Methods
Setting
Robert Wood Johnson University Hospital Hamilton is a 248-bed suburban community hospital in New Jersey with a 20-bed ICU that provides level II6 critical care services as part of an 11-hospital system. Critical care pharmacy services spanned from fundamental (eg, order review) to optimal (eg, independent pharmacotherapy evaluation) activities, with tremendous variability associated with who was engaged in care. In this original model, weekday ICU pharmacy services were provided by satellite-based general practice staff pharmacists (satellite pharmacy located in the ICU provides services for ICU, telemetry, and the emergency department) across 2 shifts (0700-2300; 9 pharmacists during the day shift and 2 on the evening shift). Satellite pharmacists largely focused on traditional/fundamental pharmacy practice, including order review, drug therapy evaluation, and adverse drug event identification. Additionally, a hospital-based, residency-trained clinical pharmacist rounded 3 days per week. General practice staff pharmacists provided weekend and overnight services. Very limited, prospective, independent clinical evaluation or individualized pharmacotherapy optimization occurred routinely. No established clinical assessment priorities or strategies existed, and thus expectations of pharmacy services were associated with the individual pharmacist present.

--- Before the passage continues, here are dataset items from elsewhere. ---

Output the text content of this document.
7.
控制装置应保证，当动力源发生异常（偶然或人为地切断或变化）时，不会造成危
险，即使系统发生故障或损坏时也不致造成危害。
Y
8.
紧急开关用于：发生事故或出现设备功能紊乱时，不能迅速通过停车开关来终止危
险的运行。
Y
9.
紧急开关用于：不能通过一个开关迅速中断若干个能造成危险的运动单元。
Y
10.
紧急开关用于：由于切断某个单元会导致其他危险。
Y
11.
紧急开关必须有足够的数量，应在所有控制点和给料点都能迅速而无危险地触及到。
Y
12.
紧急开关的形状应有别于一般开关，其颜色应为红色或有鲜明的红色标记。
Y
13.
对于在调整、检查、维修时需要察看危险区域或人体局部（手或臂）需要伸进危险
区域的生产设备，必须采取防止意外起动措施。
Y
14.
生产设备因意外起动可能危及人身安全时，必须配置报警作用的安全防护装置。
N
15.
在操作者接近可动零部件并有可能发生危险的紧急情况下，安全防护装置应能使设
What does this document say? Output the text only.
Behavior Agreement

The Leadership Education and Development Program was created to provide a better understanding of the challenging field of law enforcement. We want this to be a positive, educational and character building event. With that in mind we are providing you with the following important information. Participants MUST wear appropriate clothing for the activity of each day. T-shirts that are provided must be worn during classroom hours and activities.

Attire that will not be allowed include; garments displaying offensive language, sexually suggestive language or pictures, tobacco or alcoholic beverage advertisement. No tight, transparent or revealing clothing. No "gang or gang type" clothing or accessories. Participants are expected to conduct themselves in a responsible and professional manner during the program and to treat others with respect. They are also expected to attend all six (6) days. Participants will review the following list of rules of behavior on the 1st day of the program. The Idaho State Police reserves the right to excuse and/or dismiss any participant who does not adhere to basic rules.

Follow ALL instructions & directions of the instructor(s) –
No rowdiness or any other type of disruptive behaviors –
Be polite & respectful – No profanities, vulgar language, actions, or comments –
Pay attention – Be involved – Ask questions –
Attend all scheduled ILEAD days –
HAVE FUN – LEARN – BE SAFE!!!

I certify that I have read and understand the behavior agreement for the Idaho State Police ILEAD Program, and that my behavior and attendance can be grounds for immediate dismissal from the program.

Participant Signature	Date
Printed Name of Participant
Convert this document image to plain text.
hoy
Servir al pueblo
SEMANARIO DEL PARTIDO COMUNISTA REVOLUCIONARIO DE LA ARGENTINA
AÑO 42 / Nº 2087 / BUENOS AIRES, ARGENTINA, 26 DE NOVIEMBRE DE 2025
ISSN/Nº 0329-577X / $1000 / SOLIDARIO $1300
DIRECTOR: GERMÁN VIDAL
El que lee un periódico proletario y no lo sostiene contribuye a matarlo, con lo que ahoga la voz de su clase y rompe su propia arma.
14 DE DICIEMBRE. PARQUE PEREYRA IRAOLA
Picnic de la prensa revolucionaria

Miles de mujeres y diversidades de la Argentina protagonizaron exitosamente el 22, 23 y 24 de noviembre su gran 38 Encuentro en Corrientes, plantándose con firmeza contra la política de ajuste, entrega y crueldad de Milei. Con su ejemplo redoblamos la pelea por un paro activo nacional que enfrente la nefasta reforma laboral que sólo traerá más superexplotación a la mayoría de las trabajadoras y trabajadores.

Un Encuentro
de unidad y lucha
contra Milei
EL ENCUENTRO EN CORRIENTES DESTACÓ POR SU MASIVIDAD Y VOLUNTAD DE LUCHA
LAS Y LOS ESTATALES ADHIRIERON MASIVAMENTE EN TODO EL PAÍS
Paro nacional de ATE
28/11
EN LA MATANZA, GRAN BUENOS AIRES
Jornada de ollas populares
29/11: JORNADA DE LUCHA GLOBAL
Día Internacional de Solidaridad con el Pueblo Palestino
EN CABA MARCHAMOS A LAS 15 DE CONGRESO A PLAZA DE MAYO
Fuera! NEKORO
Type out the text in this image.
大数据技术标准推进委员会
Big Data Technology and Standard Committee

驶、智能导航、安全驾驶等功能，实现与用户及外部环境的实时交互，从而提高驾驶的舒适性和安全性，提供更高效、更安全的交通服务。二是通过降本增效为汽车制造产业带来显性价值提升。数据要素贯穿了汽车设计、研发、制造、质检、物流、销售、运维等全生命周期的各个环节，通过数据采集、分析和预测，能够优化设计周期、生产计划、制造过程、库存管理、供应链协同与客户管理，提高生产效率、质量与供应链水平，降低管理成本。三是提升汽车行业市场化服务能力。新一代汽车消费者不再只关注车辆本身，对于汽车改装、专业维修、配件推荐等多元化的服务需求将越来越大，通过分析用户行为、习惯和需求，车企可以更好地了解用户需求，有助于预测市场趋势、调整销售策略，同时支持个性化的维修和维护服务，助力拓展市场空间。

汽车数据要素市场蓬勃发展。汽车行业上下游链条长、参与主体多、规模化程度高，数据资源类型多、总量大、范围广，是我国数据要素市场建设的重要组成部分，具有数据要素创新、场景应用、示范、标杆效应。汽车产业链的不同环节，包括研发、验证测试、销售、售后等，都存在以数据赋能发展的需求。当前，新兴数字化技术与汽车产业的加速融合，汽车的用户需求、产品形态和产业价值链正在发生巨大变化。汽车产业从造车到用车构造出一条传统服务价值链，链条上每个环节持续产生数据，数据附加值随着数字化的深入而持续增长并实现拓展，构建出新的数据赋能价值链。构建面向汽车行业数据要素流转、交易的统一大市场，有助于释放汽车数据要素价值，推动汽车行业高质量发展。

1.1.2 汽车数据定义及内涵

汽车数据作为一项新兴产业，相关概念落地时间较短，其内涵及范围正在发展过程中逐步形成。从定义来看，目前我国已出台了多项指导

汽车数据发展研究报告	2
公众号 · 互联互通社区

Team Structure and Recruitment
The staff pharmacists were well-established, with each having 25 to 41 years of practice experience. All 11 full-time staff pharmacists graduated with Bachelor of Science degrees in pharmacy, and 5 of them had returned to acquire Doctor of Pharmacy degrees prior to the initiative. None had completed post-doctoral training residencies, as residencies were not the standard when these pharmacists entered practice. The staffing model necessitated that pharmacists maintain Basic Life Support (BLS) and Advanced Cardiac Life Support (ACLS) competency as members of inpatient emergency response teams.
Three volunteers were recruited to the initial transformational process. These volunteer pharmacists were preferentially assigned to the ICU, with a clinically focused weekend rotation, to provide 7-day/week rounding continuity, but maintained general competencies and cross-functionality. Weekend responsibilities included critical care assessments and multidisciplinary rounding, inpatient emergency response, patient education/medication histories, and inpatient warfarin management consultations.
Team Training and Development
Longitudinal education of the CCPT included classroom, bedside, and practice-modeling training strategies to complement routine exposure and integration into the pharmacist’s practice in providing direct patient care. Concentrated learning occurred over a 3-month period, with extended bedside and patient-case-based learning continuing for another 3 months. Expectations of the critical care pharmacist as an independent consultant to the interdisciplinary team targeting holistic pharmacotherapy optimization were established, instilling independence and accountability within the role. Next, lecture and bedside training targeted the development of crucial assessment skills, including an understanding of device and equipment implications on pharmacotherapy decisions, pharmacokinetic and pharmacodynamic variations in critically ill patients, and supportive care. A minimum of 5 hours of group lectures were included for all members of the CCPT, with additional instruction provided based on individual needs. Lectures explored the evidence and practice associated with common diagnoses, including review of related literature, core guidelines, and institutional order sets. Fundamental topics included pain, agitation, and delirium (PAD) during mechanical ventilation, infectious diseases, and hemodynamic management.
To reinforce knowledge, build bedside assessment skills, and increase confidence, pharmacists routinely partnered with the specialist during independent morning bedside evaluations and rounds. Over time, the specialist role became increasingly supportive as the critical care pharmacist grew into the primary role. On weekends the specialist was not present but remained on call to discuss cases with the rounding critical care pharmacist. This served to reinforce clinical decision-making and expand knowledge; these patient-specific lessons were communicated with the team to support continued development and standardization.
In addition to these internal efforts, the specialist simultaneously recalibrated expectations among key ICU stakeholders, establishing uniform quality and scope of service from the CCPT. Historically, physicians and nurses sought input from specific pharmacists, and thus a cultural change regarding the perceived value of the team was required. To reinforce this, those demanding a specific pharmacist were referred to the CCPT member present.
The initial training process involved a significant proportion of the specialist’s time. Initially focused on classroom lecture and core skills development, time increasingly focused on individual learner’s needs and learning styles. Mentoring and partnering were key during this period. In the first 6 months, weekend calls were routine, but these quickly tapered as the team gained experience and confidence in their knowledge and skills.